Together they went into the church annex, via the same entrance as almost two weeks earlier, when in the small religious education classroom Henryk Telak’s body had been lying on the floor, and the cherry-and-grey stain on his cheek had made Szacki think of a Formula One racing car. This time the room
was empty, not counting a few chairs and Father Mieczysław Paczek, whose face in the livid light of the fluorescent lamps seemed even softer than before.

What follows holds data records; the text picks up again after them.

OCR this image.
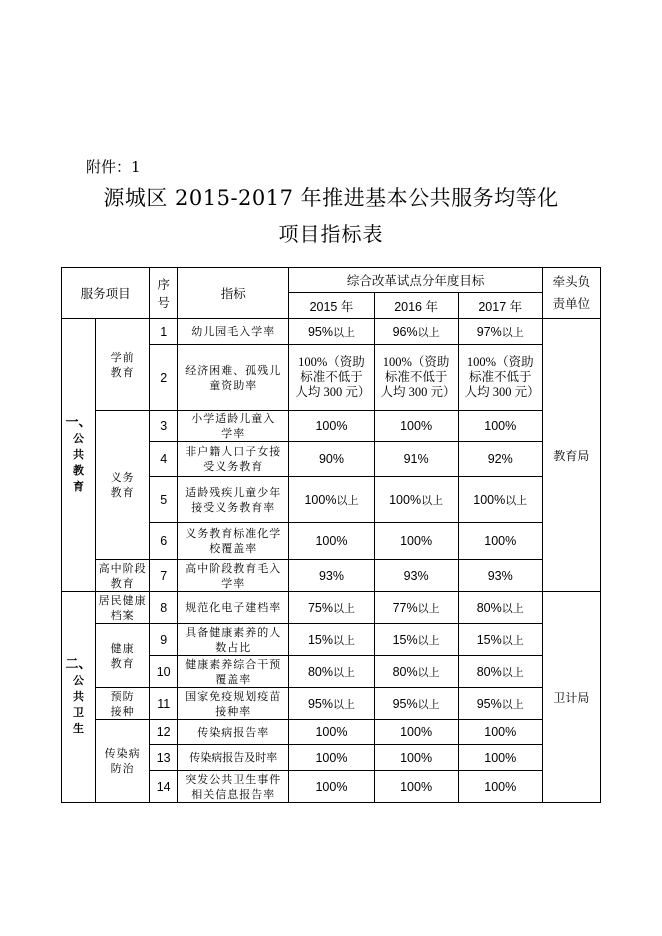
附件：1
源城区 2015-2017 年推进基本公共服务均等化
项目指标表
服务项目		序号	指标	综合改革试点分年度目标			牵头负责单位
				2015 年	2016 年	2017 年	

一、
公共教育	学前教育	1	幼儿园毛入学率	95%以上	96%以上	97%以上	教育局
		2	经济困难、孤残儿童资助率	100%（资助标准不低于人均 300 元）	100%（资助标准不低于人均 300 元）	100%（资助标准不低于人均 300 元）	
	义务教育	3	小学适龄儿童入学率	100%	100%	100%	
		4	非户籍人口子女接受义务教育	90%	91%	92%	
		5	适龄残疾儿童少年接受义务教育率	100%以上	100%以上	100%以上	
		6	义务教育标准化学校覆盖率	100%	100%	100%	
	高中阶段教育	7	高中阶段教育毛入学率	93%	93%	93%	

二、
公共卫生	居民健康档案	8	规范化电子建档率	75%以上	77%以上	80%以上	卫计局
	健康教育	9	具备健康素养的人数占比	15%以上	15%以上	15%以上	
		10	健康素养综合干预覆盖率	80%以上	80%以上	80%以上	
	预防接种	11	国家免疫规划疫苗接种率	95%以上	95%以上	95%以上	
	传染病防治	12	传染病报告率	100%	100%	100%	
		13	传染病报告及时率	100%	100%	100%	
		14	突发公共卫生事件相关信息报告率	100%	100%	100%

Szacki chatted to the priest. Meanwhile, Kuzniecow and a technician from Wilcza Street set up a camera on a tripod and arranged some extra spotlights in the dark room, so they could record the trial experiment.
At a quarter to twelve everything was ready, and only the main characters in the drama were missing, who were due to appear at noon precisely. Father Paczek reluctantly went back to his room, and the technician reluctantly left his toys behind, not encouraged by Kuzniecow’s assurances that he was better at handling electronic equipment than women.